José Eburi Palé | 19 de enero de 2007

Comentarios

  1. Elisa
    2007-01-22 21:26

    No comprendo como, nuestro país lo hizo tan extremadamente mal.
    Tampoco comprendo, como es posible que desde entonces no se haya cuidado la relación con un país de habla y cultura española, en el corazón de África.
    Verdaderamente, tenemos muy poca tradición en la exigencia del conocimiento público de nuestra política exterior.
    Lástima

  2. Marcos
    2007-01-22 21:52

    Claro Elisa… y ese es el auténtico objetivo de estas Cartas… dar a conocer y divulgar una realidad tan cercana y tan olvidada.

    Saludos.

  3. claro
    2008-12-01 04:10

    Nuestro pais hizo lo correcto, aislar a un regimen autoritario lo de menos y lo mas importante SANGUINARIO. Mas de 40000 muertos. 100000 huidos , 50000 desaparecidos.
    Era lo que querian.

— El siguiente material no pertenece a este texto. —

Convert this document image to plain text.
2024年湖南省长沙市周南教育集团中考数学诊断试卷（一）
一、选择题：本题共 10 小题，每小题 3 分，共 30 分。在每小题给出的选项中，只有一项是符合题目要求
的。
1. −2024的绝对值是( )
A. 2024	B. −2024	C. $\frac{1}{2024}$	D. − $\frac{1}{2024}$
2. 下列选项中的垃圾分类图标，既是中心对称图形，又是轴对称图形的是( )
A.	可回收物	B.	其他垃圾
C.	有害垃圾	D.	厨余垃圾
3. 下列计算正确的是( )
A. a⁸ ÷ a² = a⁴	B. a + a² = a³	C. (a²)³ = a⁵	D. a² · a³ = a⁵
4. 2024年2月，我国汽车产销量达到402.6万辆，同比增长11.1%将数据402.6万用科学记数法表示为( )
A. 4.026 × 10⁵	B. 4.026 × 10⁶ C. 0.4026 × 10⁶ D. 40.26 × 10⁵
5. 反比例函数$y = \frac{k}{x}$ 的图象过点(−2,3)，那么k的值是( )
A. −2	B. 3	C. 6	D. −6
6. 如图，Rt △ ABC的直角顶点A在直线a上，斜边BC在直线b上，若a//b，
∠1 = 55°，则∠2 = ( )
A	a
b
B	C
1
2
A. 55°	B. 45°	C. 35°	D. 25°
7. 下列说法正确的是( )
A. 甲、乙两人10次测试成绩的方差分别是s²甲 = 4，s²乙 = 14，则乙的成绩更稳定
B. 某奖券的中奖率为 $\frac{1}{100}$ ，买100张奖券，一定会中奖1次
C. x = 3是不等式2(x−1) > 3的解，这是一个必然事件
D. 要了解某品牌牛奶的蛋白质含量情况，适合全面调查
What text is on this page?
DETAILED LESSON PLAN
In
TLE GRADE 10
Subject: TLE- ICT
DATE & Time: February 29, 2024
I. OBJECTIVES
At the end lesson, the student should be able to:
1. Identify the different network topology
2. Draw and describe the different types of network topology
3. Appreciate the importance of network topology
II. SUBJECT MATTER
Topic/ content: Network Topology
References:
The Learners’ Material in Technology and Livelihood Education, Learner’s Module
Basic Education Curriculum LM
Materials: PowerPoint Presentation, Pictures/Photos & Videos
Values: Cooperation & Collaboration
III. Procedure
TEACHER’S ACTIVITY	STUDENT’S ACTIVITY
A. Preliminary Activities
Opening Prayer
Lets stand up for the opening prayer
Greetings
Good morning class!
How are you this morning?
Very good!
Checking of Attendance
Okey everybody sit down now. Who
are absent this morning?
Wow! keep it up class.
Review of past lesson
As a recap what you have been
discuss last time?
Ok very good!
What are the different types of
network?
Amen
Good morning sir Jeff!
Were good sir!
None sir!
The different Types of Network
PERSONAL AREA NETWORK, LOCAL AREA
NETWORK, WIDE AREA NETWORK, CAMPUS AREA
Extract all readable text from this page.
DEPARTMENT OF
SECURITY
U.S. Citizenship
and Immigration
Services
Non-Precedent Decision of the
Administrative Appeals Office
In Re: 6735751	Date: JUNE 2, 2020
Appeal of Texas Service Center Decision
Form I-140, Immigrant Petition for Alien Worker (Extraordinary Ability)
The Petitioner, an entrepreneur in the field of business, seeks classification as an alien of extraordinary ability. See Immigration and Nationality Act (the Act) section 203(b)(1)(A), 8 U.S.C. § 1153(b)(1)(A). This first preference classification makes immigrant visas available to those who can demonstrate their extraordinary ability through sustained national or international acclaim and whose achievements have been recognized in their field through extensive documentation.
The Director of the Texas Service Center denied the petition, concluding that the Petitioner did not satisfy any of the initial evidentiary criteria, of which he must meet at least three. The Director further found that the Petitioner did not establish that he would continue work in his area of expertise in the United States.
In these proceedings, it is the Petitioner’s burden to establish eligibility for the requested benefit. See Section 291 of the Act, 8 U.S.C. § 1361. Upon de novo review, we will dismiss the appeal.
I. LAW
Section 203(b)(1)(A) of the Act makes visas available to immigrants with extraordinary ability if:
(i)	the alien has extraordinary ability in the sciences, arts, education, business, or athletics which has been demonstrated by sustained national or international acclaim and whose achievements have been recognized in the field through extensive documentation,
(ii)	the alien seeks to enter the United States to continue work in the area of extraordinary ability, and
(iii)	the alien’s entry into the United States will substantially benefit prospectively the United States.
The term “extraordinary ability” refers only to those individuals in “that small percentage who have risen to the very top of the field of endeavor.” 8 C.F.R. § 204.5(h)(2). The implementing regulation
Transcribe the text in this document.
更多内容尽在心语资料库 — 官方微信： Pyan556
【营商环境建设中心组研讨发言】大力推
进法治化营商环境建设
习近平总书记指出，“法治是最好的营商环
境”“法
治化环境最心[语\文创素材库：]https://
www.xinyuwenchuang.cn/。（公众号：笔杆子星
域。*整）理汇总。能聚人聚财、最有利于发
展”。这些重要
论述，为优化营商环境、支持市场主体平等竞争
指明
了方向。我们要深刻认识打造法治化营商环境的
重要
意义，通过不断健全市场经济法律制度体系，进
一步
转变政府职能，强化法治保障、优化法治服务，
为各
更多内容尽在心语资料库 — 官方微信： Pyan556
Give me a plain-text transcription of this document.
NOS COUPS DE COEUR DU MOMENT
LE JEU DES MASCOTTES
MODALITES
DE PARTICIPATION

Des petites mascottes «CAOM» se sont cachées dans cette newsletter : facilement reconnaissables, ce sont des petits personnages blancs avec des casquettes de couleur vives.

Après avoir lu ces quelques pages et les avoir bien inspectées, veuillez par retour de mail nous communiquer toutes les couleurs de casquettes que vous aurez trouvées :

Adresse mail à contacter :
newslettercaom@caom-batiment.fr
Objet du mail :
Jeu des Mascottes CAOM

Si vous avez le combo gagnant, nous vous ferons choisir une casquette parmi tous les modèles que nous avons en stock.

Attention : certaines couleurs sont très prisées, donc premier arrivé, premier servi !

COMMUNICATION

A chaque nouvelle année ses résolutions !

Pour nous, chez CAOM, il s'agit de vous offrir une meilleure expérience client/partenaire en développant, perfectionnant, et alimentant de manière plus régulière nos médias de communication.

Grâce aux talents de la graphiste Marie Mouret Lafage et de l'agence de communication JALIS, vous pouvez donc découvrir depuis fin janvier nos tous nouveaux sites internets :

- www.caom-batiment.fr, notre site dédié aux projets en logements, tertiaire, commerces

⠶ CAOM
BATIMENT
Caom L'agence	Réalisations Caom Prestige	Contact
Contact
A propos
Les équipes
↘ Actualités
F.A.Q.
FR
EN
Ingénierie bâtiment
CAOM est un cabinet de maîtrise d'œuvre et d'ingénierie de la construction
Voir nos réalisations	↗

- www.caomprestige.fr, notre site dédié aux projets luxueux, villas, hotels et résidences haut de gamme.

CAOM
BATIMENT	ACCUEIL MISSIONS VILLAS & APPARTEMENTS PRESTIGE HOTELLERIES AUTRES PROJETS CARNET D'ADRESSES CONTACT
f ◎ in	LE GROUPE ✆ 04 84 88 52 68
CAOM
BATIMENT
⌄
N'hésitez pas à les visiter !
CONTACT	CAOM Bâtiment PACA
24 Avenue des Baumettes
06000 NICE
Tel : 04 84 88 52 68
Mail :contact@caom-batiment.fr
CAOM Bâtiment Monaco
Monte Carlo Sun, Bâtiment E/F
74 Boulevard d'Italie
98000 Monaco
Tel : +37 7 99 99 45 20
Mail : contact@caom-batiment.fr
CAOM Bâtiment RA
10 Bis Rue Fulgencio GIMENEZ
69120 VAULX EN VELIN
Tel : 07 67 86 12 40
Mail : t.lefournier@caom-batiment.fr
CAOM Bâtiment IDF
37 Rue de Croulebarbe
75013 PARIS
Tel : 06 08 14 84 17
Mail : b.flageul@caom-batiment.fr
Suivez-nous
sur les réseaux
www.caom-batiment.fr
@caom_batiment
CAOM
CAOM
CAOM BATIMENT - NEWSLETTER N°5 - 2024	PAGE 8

Querian la independencia,querian la libertad, querian ser como una democracia avanzada, querian a su presidente Macías nguema. Los guineanos que murieron los mataron otros guineanos. NO me direis que fue franco.
    SI el mazayas veia que no era apto que hubiera dimitido y escapado. Era facil.
    Que quieren ahora subvenciones, bonificaciones? Que se las den a los españoles que comen en los basureros.

  4. jorge
    2012-09-28 01:06

    @Claro,
    No. No pedimos subvenciones, ni bonificaciones. El proposito es entender la historia. Eso nos enriquece.